In Frank Castorfs szenischer Bearbeitung von Dostojewskijs Roman Der Idiot sitzen die Zuschauer in den Kämmerchen eines Stundenhotels auf der Drehbühne der Berliner Volksbühne, während sich um sie herum und dort, wo einst der Zuschauerraum war, die "Neustadt" erhebt, ein Konglomerat aus Containern und Buden, die einen Friseursalon, einen Kiosk, ein Casino und dergleichen mehr darstellen. In diesen Räumen spielt sich die Handlung ab, den Blicken des Publikums entzogen. Über Monitore und Leinwände muss das Geschehen großteils verfolgt werden. Hier werden die Seh- und Sitzgewohnheiten gleich gruppenweise aufgebrochen! Thema von Dostojewskijs Roman ist eigentlich der vergebliche, verzweifelte Widerstand der russischen Seele gegen die kalte Zivilisation des Westens.
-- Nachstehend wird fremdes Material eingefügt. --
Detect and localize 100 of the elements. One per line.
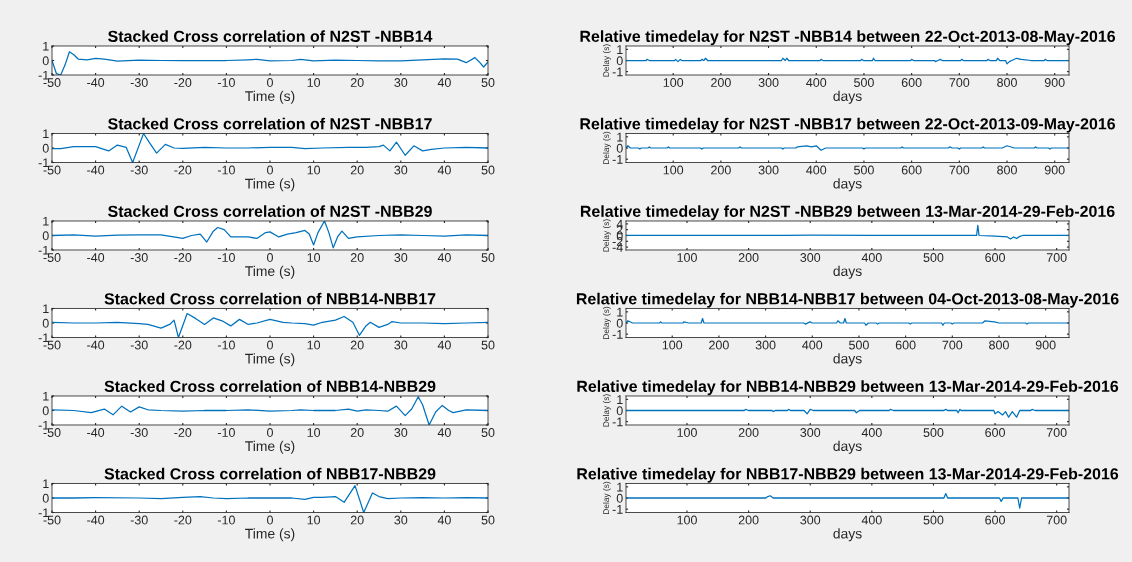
x-tick-label: -30 <box>130 428 148 437</box>
x-axis-title: Time (s) <box>245 265 295 279</box>
x-tick-label: 20 <box>350 253 364 262</box>
x-tick-label: 300 <box>800 428 821 437</box>
x-tick-label: 900 <box>1035 340 1056 350</box>
y-tick-label: 0 <box>616 143 623 153</box>
x-tick-label: 100 <box>677 428 697 437</box>
x-tick-label: -20 <box>174 515 192 525</box>
y-tick-label: 0 <box>42 493 49 503</box>
x-tick-label: -10 <box>217 340 235 350</box>
y-tick-label: -1 <box>38 70 49 80</box>
x-tick-label: 0 <box>267 340 273 350</box>
x-tick-label: 800 <box>997 78 1017 87</box>
x-tick-label: 10 <box>307 515 321 525</box>
y-tick-label: 1 <box>43 304 49 314</box>
x-tick-label: 0 <box>267 165 273 175</box>
x-tick-label: 100 <box>662 340 683 350</box>
x-tick-label: 300 <box>800 253 821 262</box>
x-tick-label: 40 <box>437 340 451 350</box>
x-tick-label: 400 <box>861 428 882 437</box>
x-axis-title: days <box>833 265 862 279</box>
x-tick-label: 800 <box>989 340 1009 350</box>
x-tick-label: 500 <box>923 515 944 525</box>
y-tick-label: -1 <box>612 505 623 514</box>
x-tick-label: 40 <box>437 78 451 87</box>
x-axis-title: days <box>833 90 862 104</box>
x-tick-label: -50 <box>43 515 61 525</box>
y-tick-label: 0 <box>616 318 623 328</box>
x-tick-label: 30 <box>394 515 408 525</box>
y-tick-label: -1 <box>612 330 623 339</box>
x-axis-title: days <box>833 178 862 192</box>
x-tick-label: 100 <box>663 165 684 175</box>
x-tick-label: -50 <box>43 253 61 262</box>
x-tick-label: -20 <box>174 165 192 175</box>
x-tick-label: 400 <box>806 165 827 175</box>
chart-title: Stacked Cross correlation of NBB17-NBB29 <box>104 467 436 480</box>
y-tick-label: -1 <box>612 417 623 427</box>
x-tick-label: -40 <box>87 253 105 262</box>
y-tick-label: 1 <box>617 45 623 54</box>
y-tick-label: -1 <box>38 245 49 255</box>
x-tick-label: -20 <box>174 78 192 87</box>
x-tick-label: 500 <box>849 340 869 350</box>
x-tick-label: 200 <box>738 428 759 437</box>
y-tick-label: 1 <box>617 395 623 404</box>
x-tick-label: -40 <box>87 428 105 437</box>
x-tick-label: 50 <box>481 253 495 262</box>
y-tick-label: 1 <box>43 41 49 51</box>
x-axis-title: Time (s) <box>245 353 295 367</box>
x-tick-label: 0 <box>267 78 273 87</box>
x-tick-label: 300 <box>755 340 776 350</box>
y-tick-label: 0 <box>42 56 49 66</box>
y-tick-label: 0 <box>616 56 623 66</box>
y-tick-label: 1 <box>43 129 49 139</box>
y-axis-title: Delay (s) <box>602 219 611 252</box>
y-tick-label: 0 <box>42 143 49 153</box>
x-tick-label: 30 <box>394 78 408 87</box>
x-tick-label: 700 <box>949 78 970 87</box>
x-tick-label: -40 <box>87 165 105 175</box>
x-tick-label: 700 <box>1046 253 1067 262</box>
y-axis-title: Delay (s) <box>602 481 611 514</box>
line-series <box>52 133 488 163</box>
x-tick-label: 200 <box>738 515 759 525</box>
y-axis-title: Delay (s) <box>602 44 611 77</box>
x-tick-label: 400 <box>861 515 882 525</box>
y-axis-title: Delay (s) <box>602 306 611 339</box>
line-series <box>52 312 488 338</box>
x-tick-label: -30 <box>130 253 148 262</box>
x-tick-label: -10 <box>217 253 235 262</box>
x-tick-label: 40 <box>437 253 451 262</box>
x-tick-label: 30 <box>394 165 408 175</box>
x-tick-label: 20 <box>350 428 364 437</box>
x-tick-label: 50 <box>481 428 495 437</box>
x-axis-title: days <box>833 528 862 542</box>
x-tick-label: 40 <box>437 515 451 525</box>
x-tick-label: 600 <box>901 165 922 175</box>
x-tick-label: 500 <box>854 78 874 87</box>
x-tick-label: 20 <box>350 78 364 87</box>
line-series <box>626 492 1069 509</box>
line-series <box>626 317 1069 326</box>
chart-title: Stacked Cross correlation of N2ST -NBB17 <box>108 117 432 130</box>
x-tick-label: 600 <box>901 78 922 87</box>
y-tick-label: -1 <box>612 155 623 164</box>
x-tick-label: 50 <box>481 515 495 525</box>
x-tick-label: -10 <box>217 515 235 525</box>
x-tick-label: 300 <box>758 78 779 87</box>
x-tick-label: 200 <box>738 253 759 262</box>
x-tick-label: -30 <box>130 78 148 87</box>
y-tick-label: -1 <box>38 420 49 430</box>
chart-title: Stacked Cross correlation of NBB14-NBB17 <box>104 292 436 305</box>
x-tick-label: -30 <box>130 515 148 525</box>
x-tick-label: 200 <box>711 78 731 87</box>
line-series <box>626 224 1069 240</box>
y-tick-label: 0 <box>42 318 49 328</box>
y-tick-label: 0 <box>616 493 623 503</box>
x-axis-title: Time (s) <box>245 528 295 542</box>
x-tick-label: 100 <box>677 515 697 525</box>
x-tick-label: 500 <box>923 428 944 437</box>
x-tick-label: -50 <box>43 165 61 175</box>
x-tick-label: -10 <box>217 165 235 175</box>
x-tick-label: 0 <box>267 428 273 437</box>
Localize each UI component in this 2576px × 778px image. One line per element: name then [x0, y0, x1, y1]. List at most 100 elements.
Es stehen Gemeinschaft gegen Individualismus, Mystizismus gegen Aufklärung, religiöse Brüderlichkeit gegen kapitalistische Tauschbeziehungen - doch merkwürdigerweise arbeitet die fast sechsstündige Aufführung die brisanten Elemente aus diesem Material nicht heraus. Frank Castorf zerbricht die Handlung in lauter kleine Grotesken, die trotz hoher Spektakelwerte nach einiger Zeit ziemlich mühsam wirken. Mag sein, dass er sich vom Rausch der ersten Begeisterung über seine neuen Spielzeuge hat ablenken lassen, nach einer Weile nerven die Monitore und Kameras allerdings gewaltig. Und am Ende ist die Entourage des Fürsten Myschkin (Martin Wuttke) auch wieder nur so eine Horde überagierender Maniker.